The induction-head story (Olsson et al., 2022) is canon now: in transformer LMs, you reliably find heads that implement the pattern if I saw [A][B] earlier in the sequence and now I see [A], predict [B]. It’s a two-head circuit — a previous-token head writes the previous token’s identity into each position’s residual stream, then a downstream head attends from the current token to wherever the prev-token head says “[A] just happened” and copies the token after.
This is genuinely beautiful. It’s mechanistic interpretability’s first reproducible “we found a circuit” moment. The phase change in the loss curve right when induction heads form is real. The story explains in-context learning at small scale.
But the field, in 2022–2023, took this as evidence that transformers are basically running a stack of legible algorithms you can read off the weights with enough patience. That turned out to be an overreach. The refined picture five years later:
Most attention heads are not “doing” anything that clean. Wang et al.’s IOI circuit and Conmy et al.’s automated circuit discovery show real model behavior involves dozens of heads in superposition — overlapping, redundant, partially correlated. Induction is the exception clean enough to read by hand; it’s not representative.
Induction in toy LMs ≠ induction in frontier LMs. The Olsson result is sharpest in 2L attention-only models. By 70B+, the “induction head” is more like a distributed function across many heads, MLPs, and stuff that doesn’t factor neatly into the attention/MLP split.

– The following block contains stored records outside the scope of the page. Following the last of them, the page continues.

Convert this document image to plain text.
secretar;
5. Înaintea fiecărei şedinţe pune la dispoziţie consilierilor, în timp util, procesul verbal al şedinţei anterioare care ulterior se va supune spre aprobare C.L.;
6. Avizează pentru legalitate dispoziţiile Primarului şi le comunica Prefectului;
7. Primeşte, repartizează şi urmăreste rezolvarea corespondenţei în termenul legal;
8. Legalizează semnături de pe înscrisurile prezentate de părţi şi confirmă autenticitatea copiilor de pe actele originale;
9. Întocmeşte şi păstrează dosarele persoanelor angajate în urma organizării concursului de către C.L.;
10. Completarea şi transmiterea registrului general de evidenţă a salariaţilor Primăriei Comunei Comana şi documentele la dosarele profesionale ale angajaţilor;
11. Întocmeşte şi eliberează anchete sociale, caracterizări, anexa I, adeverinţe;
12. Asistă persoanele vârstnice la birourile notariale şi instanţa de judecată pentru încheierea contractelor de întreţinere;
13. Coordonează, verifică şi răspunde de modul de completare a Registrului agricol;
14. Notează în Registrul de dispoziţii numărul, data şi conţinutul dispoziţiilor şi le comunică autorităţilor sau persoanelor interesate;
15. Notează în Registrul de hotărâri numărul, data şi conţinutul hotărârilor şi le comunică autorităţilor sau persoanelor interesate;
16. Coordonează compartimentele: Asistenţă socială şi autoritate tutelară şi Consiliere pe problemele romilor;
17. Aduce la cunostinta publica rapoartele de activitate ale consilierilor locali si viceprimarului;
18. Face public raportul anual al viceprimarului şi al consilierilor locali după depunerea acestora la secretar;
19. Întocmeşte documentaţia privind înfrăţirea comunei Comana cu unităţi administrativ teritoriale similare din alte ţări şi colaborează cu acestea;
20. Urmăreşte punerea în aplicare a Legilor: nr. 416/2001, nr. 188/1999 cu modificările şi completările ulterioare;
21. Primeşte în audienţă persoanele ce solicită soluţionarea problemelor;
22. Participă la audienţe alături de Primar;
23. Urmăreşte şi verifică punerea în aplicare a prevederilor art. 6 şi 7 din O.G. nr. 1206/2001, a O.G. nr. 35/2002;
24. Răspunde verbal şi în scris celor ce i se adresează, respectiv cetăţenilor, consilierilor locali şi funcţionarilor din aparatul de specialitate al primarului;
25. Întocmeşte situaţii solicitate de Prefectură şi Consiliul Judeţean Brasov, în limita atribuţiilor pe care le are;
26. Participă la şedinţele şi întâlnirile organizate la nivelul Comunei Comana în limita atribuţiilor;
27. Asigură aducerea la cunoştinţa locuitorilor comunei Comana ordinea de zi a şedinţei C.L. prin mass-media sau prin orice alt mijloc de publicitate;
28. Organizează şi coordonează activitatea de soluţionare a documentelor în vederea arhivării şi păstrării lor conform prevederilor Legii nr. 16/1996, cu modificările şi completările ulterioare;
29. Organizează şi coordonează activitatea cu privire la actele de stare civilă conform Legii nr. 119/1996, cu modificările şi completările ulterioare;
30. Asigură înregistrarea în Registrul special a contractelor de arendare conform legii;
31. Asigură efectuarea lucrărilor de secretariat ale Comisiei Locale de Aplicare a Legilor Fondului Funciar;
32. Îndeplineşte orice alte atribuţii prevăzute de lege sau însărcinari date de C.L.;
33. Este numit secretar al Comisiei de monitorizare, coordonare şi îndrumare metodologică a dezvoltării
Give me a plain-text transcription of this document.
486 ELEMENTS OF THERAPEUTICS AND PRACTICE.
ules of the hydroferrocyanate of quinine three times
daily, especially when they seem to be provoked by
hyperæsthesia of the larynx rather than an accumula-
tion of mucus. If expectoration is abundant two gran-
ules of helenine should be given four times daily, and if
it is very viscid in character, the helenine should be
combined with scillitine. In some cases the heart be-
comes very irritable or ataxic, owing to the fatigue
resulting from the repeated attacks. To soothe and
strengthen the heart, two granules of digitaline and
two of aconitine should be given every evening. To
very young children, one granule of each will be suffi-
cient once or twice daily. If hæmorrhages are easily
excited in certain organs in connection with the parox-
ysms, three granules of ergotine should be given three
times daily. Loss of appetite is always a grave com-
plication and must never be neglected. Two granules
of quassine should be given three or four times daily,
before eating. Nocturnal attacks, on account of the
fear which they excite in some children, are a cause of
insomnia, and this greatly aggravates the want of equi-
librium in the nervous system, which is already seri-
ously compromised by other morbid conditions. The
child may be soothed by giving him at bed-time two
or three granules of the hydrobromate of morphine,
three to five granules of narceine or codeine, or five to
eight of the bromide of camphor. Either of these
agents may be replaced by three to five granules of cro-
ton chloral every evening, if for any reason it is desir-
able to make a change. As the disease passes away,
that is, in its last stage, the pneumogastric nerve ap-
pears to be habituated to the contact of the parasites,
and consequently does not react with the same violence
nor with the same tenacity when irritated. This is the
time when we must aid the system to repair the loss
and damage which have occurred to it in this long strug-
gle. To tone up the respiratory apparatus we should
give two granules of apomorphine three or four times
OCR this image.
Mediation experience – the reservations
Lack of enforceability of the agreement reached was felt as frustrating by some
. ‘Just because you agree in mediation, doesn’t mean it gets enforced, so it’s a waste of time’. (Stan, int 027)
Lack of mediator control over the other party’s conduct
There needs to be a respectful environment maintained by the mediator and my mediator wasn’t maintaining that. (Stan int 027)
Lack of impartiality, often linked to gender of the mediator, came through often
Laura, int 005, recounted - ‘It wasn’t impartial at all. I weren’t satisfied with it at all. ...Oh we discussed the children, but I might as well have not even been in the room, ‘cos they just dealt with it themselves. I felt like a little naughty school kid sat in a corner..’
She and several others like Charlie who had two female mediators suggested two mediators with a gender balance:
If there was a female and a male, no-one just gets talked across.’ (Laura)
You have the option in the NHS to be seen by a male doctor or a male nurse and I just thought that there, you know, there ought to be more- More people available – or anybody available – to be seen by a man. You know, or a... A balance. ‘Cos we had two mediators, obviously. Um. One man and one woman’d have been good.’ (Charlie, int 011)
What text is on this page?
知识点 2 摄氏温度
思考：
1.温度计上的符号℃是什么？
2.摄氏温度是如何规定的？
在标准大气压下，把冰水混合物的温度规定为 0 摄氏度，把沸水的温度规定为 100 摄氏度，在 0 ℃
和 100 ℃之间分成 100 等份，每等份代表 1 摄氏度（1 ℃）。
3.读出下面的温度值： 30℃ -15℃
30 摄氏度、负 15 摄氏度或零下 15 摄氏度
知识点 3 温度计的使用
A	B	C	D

The phase change wasn’t the discovery; the gradient was. The really useful technical export was logit attribution + activation patching, not the circuit itself. That toolkit is what unlocked everything after — IOI, indirect object identification, refusal directions, SAE features.
What’s actually robust: structured prefix-matching matters at every scale, models clearly improve at it with training, and it’s tightly coupled to in-context learning. Whether it’s two heads or two thousand neurons in superposition is an implementation detail.
The lesson for new readers: read the paper, but read it for the methods. The induction head itself is a clean instance of a fuzzier phenomenon — and the fuzzy version is what the frontier models are actually doing.
Anthropic’s “A Mathematical Framework for Transformer Circuits” (2021) for the residual-stream framing this all sits on. ARENA’s interpretability curriculum if you want hands-on. Olsson et al. “In-context Learning and Induction Heads” (2022) for the canonical story. Wang et al. “Interpretability in the Wild” (2022) for the IOI circuit, which gets you off the toy-model island and into the messier reality.